It is widely known that ionizing radiation - radioactivity powerful enough to strip electrons from atoms, break chemical bonds of molecules, and even break chromosomes - can be extremely harmful to humans. Even at low levels, ionizing radiation has the potential to cause DNA damage resulting in an uncontrolled division of abnormal cells, or what is commonly known as cancer.
While this public health threat impacts us all, the risk is dramatically greater for women and girls.
For every two men who develop cancer through exposure to ionizing radiation, three women will get the disease. Further, while children as a whole are more harmed by radiation than adults, infant and young girls, when exposed, run the highest risk of cancer across their lifetime, and teenage girls will suffer almost double rates of cancer compared to boys in the same juvenile group and the same level of exposure.

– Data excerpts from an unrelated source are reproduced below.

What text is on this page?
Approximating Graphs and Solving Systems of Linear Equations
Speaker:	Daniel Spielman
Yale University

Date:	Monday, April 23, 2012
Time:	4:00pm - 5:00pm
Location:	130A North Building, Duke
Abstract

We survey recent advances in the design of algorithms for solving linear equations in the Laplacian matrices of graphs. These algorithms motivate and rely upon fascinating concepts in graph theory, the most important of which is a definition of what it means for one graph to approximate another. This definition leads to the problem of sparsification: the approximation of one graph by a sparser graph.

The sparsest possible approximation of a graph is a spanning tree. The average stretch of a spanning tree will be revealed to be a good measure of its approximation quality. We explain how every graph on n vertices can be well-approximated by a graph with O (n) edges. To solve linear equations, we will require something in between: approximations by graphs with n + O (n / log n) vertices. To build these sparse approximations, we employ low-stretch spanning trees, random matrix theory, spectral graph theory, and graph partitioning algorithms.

The information above, derived from data contained in the 2006 National Academy of Sciences Report Biological Effects of Ionizing Radiation VII, or BEIR VII, clearly shows that gender is a major factor in determining who suffers harm from exposure to ionizing radiation, yet this fact has not been widely reported and is not reflected in regulations or practice.
Yet, there is reason to hope. With the participation of 135 nations, the preamble of the 2017 UN Treaty on the Prohibition of Nuclear Weapons was written to include the following stanza:
Cognizant that the catastrophic consequences of nuclear weapons cannot be adequately addressed, transcend national borders, pose grave implications for human survival, the environment, socioeconomic development, the global economy, food security and the health of current and future generations, and have a disproportionate impact on women and girls, including as a result of ionizing radiation... (emphasis added)
The fact this treaty was crafted to include language referring to impact on girls and women demonstrates we have a window to examine why this is the case, which will lead to better and healthier solutions for everyone.
It is time to ask the right questions and educate the public about the policy and lifestyle choices related to ionizing radiation.